Magdeburg. Regionalligist 1. FC Magdeburg vermeldet seinen zweiten Neuzugang in der Winterpause: Angreifer Shergo Biran unterschrieb am Donnerstag einen Vertrag. Die Blau-Weißen verpflichten den 32-Jährigen bis 30. Juni 2012. Biran hatte zuletzt nach Unstimmigkeiten mit Trainer Maucksch seinen bis 2012 befristeten Kontrakt mit Dynamo Dresden im gegenseitigen Einvernehmen vorzeitig aufgekündigt. Trotzdem ist noch nicht klar, ob Biran bereits am 30. Januar im Auswärtsspiel bei Holstein Kiel aufgeboten werden kann. FCM-Trainer Ruud Kaiser: "Wir haben die Unterlagen umgehend zum DFB geschickt und warten jetzt auf die Spielgenehmigung."
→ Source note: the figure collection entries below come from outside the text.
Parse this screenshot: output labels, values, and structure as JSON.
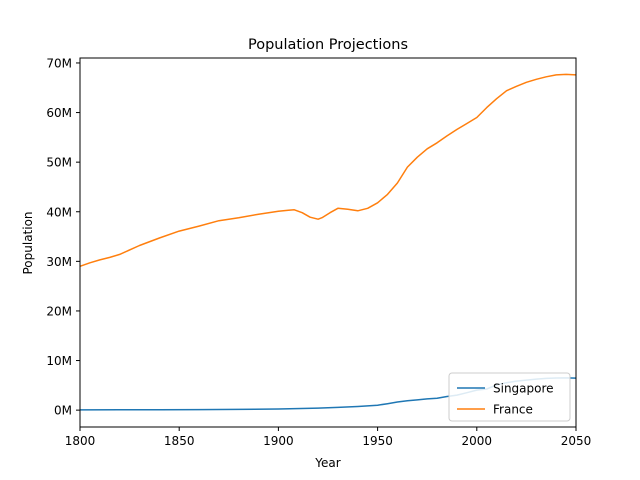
{
  "chart_data": {
    "type": "line",
    "title": "Population Projections",
    "xlabel": "Year",
    "ylabel": "Population",
    "xlim": [
      1800,
      2050
    ],
    "ylim": [
      -3400000,
      71000000
    ],
    "x_ticks": [
      1800,
      1850,
      1900,
      1950,
      2000,
      2050
    ],
    "x_tick_labels": [
      "1800",
      "1850",
      "1900",
      "1950",
      "2000",
      "2050"
    ],
    "y_ticks": [
      0,
      10000000,
      20000000,
      30000000,
      40000000,
      50000000,
      60000000,
      70000000
    ],
    "y_tick_labels": [
      "0M",
      "10M",
      "20M",
      "30M",
      "40M",
      "50M",
      "60M",
      "70M"
    ],
    "grid": false,
    "legend_position": "lower-right",
    "series": [
      {
        "name": "Singapore",
        "color": "#1f77b4",
        "x": [
          1800,
          1820,
          1840,
          1860,
          1880,
          1900,
          1920,
          1930,
          1940,
          1950,
          1955,
          1960,
          1965,
          1970,
          1975,
          1980,
          1985,
          1990,
          1995,
          2000,
          2005,
          2010,
          2015,
          2020,
          2025,
          2030,
          2035,
          2040,
          2045,
          2050
        ],
        "values": [
          50000,
          60000,
          80000,
          100000,
          150000,
          230000,
          420000,
          560000,
          730000,
          1000000,
          1300000,
          1650000,
          1890000,
          2070000,
          2260000,
          2410000,
          2740000,
          3040000,
          3520000,
          4030000,
          4270000,
          5080000,
          5540000,
          5850000,
          6050000,
          6250000,
          6400000,
          6480000,
          6500000,
          6450000
        ]
      },
      {
        "name": "France",
        "color": "#ff7f0e",
        "x": [
          1800,
          1805,
          1810,
          1815,
          1820,
          1830,
          1840,
          1850,
          1860,
          1870,
          1880,
          1890,
          1900,
          1905,
          1908,
          1912,
          1916,
          1920,
          1922,
          1926,
          1930,
          1935,
          1940,
          1945,
          1950,
          1955,
          1960,
          1965,
          1970,
          1975,
          1980,
          1985,
          1990,
          1995,
          2000,
          2005,
          2010,
          2015,
          2020,
          2025,
          2030,
          2035,
          2040,
          2045,
          2050
        ],
        "values": [
          29000000,
          29700000,
          30300000,
          30800000,
          31400000,
          33200000,
          34700000,
          36100000,
          37100000,
          38200000,
          38800000,
          39500000,
          40100000,
          40300000,
          40400000,
          39800000,
          38900000,
          38500000,
          38800000,
          39800000,
          40700000,
          40500000,
          40200000,
          40700000,
          41800000,
          43500000,
          45800000,
          49000000,
          51000000,
          52700000,
          53900000,
          55300000,
          56600000,
          57800000,
          59000000,
          61000000,
          62800000,
          64400000,
          65300000,
          66100000,
          66700000,
          67200000,
          67600000,
          67700000,
          67600000
        ]
      }
    ]
  }
}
Der Spieler selbst freut sich ebenfalls, dass nach langen Verhandlungen seines Beraters mit dem zurückgetretenen, aber noch amtierenden FCM-Präsident Volker Rehboldt jetzt "die Kuh vom Eis" ist: "Ich selbst war mir recht früh mit Ruud Kaiser einig. Wir kennen uns seit langem und hatten demzufolge sofort die gleiche Wellenlänge. Zuletzt gab es nur noch einige Details zu klären. Jetzt fiebere ich dem Punktspielstart entgegen."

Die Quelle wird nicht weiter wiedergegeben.